Mecz w moim klimacie, zajebiście mi się podobało to spotkanie. Kiedyś nienawidziłem Mourinho, za jego pierwszej kadencji w Chelsea. Przez ten czas bardzo się zmienił, przez ten czas doceniłem też jego niesamowite umiejętności trenerskie. Wnosi mnóstwo do tej ligi, a dzisiaj poczułem klimat spotkań United z Chelsea sprzed kilku dobrych lat.
Wczorajszy pojedynek to takie typowe szachy, z dużą ilością gry kontaktowej, sędzia również dopasował się poziomem - nie gwizdał każdego dotknięcia, pozwalał na twardą grę, super! W takim meczu nawet głupie dośrodkowanie Younga ze skrzydła powoduję niezwykłe emocje. Jedni mogą krytykować JM za taktykę, za styl gry. Prawda jest taka, że nie przegrać w tym spotkaniu było dla Chelsea niesamowicie ważne. Swój plan wykonali, oddali chyba więcej celnych strzałów niż my, są liderami, zdobyli punkt w trudnym wyjazdowym spotkaniu. Wychodząc takim, a nie innym zestawieniem wiedzieli czego chcą, nastawili się na taką, a nie inną grę.

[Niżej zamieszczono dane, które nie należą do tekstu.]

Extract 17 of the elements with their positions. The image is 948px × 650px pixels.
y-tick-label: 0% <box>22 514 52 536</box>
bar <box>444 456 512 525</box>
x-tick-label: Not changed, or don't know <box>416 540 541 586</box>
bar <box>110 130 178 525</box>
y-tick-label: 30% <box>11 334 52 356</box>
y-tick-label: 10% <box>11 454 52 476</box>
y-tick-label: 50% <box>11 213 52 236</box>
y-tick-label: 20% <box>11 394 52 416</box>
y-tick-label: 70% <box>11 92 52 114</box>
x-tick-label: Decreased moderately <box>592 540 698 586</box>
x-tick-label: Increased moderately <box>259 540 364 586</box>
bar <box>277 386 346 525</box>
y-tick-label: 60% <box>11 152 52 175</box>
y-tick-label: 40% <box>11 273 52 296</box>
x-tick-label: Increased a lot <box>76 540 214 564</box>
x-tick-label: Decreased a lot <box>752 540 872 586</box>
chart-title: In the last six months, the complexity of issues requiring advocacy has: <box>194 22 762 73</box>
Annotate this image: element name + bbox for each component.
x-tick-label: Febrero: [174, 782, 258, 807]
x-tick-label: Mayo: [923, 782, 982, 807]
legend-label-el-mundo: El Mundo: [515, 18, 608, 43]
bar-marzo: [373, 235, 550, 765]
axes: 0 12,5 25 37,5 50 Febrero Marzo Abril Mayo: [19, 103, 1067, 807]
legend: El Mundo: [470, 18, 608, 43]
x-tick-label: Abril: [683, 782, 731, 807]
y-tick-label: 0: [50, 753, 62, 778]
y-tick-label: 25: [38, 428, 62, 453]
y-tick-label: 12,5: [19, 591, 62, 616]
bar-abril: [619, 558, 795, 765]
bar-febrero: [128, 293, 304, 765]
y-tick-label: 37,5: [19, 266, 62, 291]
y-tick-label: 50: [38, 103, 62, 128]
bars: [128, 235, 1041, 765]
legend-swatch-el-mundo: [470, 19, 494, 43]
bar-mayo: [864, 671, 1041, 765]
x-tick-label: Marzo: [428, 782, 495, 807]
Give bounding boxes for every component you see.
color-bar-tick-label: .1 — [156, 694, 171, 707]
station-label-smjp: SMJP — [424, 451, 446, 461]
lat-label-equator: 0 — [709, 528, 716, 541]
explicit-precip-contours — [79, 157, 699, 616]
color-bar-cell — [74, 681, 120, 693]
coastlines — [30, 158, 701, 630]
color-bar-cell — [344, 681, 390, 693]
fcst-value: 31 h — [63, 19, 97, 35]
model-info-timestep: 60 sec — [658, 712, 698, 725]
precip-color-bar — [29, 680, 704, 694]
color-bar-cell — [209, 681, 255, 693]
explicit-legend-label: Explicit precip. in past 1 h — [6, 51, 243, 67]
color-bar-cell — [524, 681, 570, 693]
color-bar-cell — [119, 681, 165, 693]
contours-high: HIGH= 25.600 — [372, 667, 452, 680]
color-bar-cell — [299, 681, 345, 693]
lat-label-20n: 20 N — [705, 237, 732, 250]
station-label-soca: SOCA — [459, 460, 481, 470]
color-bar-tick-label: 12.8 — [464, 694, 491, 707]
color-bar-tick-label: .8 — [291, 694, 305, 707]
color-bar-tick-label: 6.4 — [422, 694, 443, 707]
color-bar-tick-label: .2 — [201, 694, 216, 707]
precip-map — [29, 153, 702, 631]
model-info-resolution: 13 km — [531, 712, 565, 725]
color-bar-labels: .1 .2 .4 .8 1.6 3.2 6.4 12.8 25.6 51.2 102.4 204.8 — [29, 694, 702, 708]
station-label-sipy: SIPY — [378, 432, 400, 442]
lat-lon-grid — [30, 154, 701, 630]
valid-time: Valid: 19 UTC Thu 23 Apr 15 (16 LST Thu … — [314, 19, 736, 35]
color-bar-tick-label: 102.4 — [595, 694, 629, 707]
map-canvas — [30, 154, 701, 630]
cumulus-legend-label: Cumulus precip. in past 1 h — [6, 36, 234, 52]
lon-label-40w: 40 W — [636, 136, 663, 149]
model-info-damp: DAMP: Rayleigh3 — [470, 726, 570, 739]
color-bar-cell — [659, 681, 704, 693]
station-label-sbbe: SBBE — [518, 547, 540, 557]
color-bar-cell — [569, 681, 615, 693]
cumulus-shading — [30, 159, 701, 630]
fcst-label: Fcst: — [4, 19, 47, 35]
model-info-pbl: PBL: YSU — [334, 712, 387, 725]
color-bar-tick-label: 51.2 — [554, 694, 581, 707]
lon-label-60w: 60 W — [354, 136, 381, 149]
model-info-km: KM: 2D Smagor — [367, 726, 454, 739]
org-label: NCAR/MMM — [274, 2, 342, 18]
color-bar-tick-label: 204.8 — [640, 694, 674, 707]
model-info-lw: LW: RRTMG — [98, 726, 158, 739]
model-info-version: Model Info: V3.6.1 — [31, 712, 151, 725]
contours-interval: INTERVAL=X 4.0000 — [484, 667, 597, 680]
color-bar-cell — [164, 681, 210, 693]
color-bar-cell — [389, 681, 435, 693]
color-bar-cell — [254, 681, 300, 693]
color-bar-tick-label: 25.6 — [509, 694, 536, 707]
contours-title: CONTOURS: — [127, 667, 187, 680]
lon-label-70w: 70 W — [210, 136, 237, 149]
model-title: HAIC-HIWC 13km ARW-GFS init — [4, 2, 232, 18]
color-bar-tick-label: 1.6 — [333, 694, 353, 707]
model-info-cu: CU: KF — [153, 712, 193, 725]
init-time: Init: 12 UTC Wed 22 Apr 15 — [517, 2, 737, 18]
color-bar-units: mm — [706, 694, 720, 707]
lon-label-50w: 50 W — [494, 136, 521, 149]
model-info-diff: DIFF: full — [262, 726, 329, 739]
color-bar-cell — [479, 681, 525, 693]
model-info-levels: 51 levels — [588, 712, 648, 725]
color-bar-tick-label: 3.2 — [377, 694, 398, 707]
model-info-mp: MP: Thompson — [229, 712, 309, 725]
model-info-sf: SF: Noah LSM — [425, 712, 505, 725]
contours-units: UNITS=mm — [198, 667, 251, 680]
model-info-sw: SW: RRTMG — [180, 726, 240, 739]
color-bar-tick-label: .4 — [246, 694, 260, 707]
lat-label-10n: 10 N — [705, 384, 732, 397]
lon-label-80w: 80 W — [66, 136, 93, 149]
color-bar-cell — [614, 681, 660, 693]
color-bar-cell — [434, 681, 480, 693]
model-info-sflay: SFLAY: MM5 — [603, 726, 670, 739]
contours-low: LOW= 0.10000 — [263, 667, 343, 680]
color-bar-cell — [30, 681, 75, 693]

A my? Kontrolowaliśmy spotkanie, ale błysku zero. RvP odcięty od gry, Rooney coś próbował, to samo Valencia w pierwszej połowie.Problem był w tym, że na prawym skrzydle mieliśmy Jonesa, a na lewym Welbecka. Danny skrzydłowym nie jest i nie będzie. Wczoraj zagrał znowu słabiutko, miał bardzo dobrą sytuacje, ale przestrzelił w typowym dla siebie stylu.
Dla nas ten remis też nie jest złym wynikiem, mieliśmy przewagę, prowadziliśmy grę, zdobyliśmy punkt z trudnym przeciwnikiem.W każdym razie jeśli któraś z drużyn może czuć niedosyt to jesteśmy nią na pewno my
Podobno mistrzostwo zdobywa się nie meczami z czołówkę, lecz z resztą stawki. My mamy RvP, Chelsea Mourinho.Będzie ciekawie.